Some-se a isto o fato de que o fundamento jurídico do auto de infração seria expressamente exigido pelo art. 208-B do CTN, em caso de aprovação do projeto:
Art. 208-B. O auto de infração será lavrado com base nos elementos de prova disponíveis e conterá obrigatoriamente:
I – a qualificação do autuado;
II – a descrição clara dos fatos;
III – o(s) dispositivo(s) legal(is) infringido(s) e a penalidade aplicada;
IV – o fundamento jurídico do lançamento; e
V – a determinação da exigência fiscal e a intimação para cumpri-la ou impugná-la.
Destaque-se, por fim, que o art. 208-H do CTN teria redação similar à do art. 12 do PL 2483/22, a respeito da nulidade do ato imotivado. De modo inteligente, a Comissão logrou tentar positivar a motivação das exigências tributárias em caráter nacional, vez que o PL 2483/22 apenas teria aplicação em âmbito federal.
Por fim, também o PLP 125/2022 veicula proposta de regras quanto à motivação dos atos administrativos tributários em caráter nacional. Intitulado Código de Defesa do Contribuinte, o nome calha à fiveleta. Isso porque, em seu art. 4º, III e VIII, as Administrações Tributárias estariam submetidas aos critérios de “observância das formalidades essenciais à garantia dos direitos dos contribuintes” e “indicação dos pressupostos de fato e de direito que justifiquem seus atos, especialmente aqueles que imponham deveres, ônus, sanções ou restrições ao contribuinte, ou lhe neguem direitos, sob pena de nulidade”, respetivamente.
Já o art. 15 do mesmo projeto é dotado de idêntico teor ao do art. 208-B do CTN, que se pretende incluir no CTN por meio do PLP 124/2022. Na mesma toada, o art. 23 do Código de Defesa estenderia a motivação às decisões e acórdãos proferidos em sede administrativa: “as decisões e os acórdãos deverão indicar com clareza os pressupostos de fato e de direito que os determinaram, e as administrações tributárias deverão torná-los públicos, disponibilizando-os para consulta”. Convém salientar que o art. 25, §1º teria redação similar à do art. 208-H do PLP 124/2022 e do art. 12 do PL 2.483/22, a respeito da nulidade de ato imotivado.

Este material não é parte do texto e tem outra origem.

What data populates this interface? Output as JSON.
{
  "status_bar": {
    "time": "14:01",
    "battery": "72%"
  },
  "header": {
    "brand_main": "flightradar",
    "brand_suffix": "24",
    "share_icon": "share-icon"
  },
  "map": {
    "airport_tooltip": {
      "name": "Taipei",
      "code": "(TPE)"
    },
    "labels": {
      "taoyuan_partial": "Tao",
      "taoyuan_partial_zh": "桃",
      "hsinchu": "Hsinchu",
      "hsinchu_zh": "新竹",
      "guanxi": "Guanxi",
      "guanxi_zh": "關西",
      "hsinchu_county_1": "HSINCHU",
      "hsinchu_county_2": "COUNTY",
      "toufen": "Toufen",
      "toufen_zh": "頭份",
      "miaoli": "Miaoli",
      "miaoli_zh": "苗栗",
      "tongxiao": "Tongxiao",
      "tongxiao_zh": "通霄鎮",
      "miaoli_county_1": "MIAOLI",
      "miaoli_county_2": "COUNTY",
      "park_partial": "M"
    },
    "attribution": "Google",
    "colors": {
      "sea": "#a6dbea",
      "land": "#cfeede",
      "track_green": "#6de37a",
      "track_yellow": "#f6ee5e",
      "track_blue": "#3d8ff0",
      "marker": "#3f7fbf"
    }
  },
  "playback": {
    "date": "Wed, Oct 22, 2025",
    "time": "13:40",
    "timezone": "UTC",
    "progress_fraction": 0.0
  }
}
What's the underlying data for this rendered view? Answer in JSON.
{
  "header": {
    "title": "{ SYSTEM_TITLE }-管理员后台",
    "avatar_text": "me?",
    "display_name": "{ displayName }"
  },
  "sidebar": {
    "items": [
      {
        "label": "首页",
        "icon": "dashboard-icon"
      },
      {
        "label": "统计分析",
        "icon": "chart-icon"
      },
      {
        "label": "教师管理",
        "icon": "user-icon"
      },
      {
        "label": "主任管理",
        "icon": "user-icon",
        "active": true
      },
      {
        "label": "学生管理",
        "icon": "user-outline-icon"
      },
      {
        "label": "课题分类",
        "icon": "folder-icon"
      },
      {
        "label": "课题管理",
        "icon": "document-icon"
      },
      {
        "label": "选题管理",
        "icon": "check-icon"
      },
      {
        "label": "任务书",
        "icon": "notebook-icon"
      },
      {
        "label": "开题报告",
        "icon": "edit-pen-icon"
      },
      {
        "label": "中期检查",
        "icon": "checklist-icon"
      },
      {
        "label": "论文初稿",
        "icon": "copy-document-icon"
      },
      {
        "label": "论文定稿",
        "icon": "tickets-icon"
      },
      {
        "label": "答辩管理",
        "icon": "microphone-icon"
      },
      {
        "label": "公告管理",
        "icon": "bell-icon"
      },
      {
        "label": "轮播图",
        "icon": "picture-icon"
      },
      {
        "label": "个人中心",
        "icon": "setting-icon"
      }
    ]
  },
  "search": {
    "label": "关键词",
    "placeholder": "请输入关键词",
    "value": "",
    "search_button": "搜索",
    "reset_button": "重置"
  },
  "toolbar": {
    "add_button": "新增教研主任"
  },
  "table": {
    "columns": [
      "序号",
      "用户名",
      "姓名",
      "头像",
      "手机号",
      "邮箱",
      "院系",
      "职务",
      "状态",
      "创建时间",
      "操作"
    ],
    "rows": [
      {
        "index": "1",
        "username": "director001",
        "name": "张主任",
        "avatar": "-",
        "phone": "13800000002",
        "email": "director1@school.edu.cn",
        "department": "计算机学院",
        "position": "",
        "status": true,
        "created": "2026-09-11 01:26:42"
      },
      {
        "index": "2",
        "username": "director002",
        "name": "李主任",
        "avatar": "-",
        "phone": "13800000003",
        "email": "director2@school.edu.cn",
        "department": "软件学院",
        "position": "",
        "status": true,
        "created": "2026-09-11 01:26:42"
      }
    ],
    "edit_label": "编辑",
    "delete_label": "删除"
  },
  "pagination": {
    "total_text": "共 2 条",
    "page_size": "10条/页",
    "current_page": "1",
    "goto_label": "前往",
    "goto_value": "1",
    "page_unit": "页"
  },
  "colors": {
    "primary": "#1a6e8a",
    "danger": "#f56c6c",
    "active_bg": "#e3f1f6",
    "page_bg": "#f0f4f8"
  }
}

Outros dispositivos relativos aos demais anteprojetos apresentados pela Comissão merecem destaque sobre a matéria. É o caso do PL 2845/22, o qual versa sobre a disciplina da mediação tributária federal, seu art. 4º, IV e parágrafo único3 e do art. 3º do PL 2486/2022, a respeito da a arbitragem tributária.4
Expostos os dispositivos acima, é necessário tecer considerações a respeito da motivação dos atos administrativos. Para tanto, nos valemos das lições do homenageado da presente coluna, o querido Professor FLORIVALDO DUTRA DE ARAÚJO, em sua obra “Motivação e Controle do Ato Administrativo”.5
Segundo o ínclito administrativista mineiro, a motivação, dotada de um caráter discursivo, consistiria na exposição não só dos motivos do ato administrativo, bem como de seus demais aspectos. Nesse sentido, tomado o termo em sua acepção formal, a motivação corresponderia à
(…) demonstração, pelo administrador, da existência da motivação substancial. Vale dizer: na exposição capaz de deixar claro que o ato tenha sido praticado segundo motivos reais aptos a provocá-lo, que estes motivos guardam relação de pertinência lógica com o conteúdo do ato e que este tenha emanado da autoridade competente, em vista da correta finalidade legal.6
A motivação, na visão deste autor, teria a natureza jurídica de requisito procedimental dos atos administrativos, “pressuposto sem o qual ficam estes sem validade”.7
Com efeito, FLORIVALDO DUTRA DE ARAÚJO sustenta que a regra geral deve ser a da obrigatoriedade da motivação dos atos administrativos, sejam eles vinculados ou discricionários, consoante se depreende do magistério a seguir:
A dispensa de motivação nos atos vinculados não deve ser cogitada, por duas razões principais: a necessidade de conhecer a interpretação dada pelo administrador à lei e a de tornar possível a verificação da correta incidência do ato na situação fática que o tenha motivado.
(…)
A dispensa de motivação para os atos discricionários é de tal inconveniência que quase não há quem não ponha exceções a tal afirmação, reportando-se a algumas daquelas hipóteses em que a fundamentação se impõe pela natureza do ato.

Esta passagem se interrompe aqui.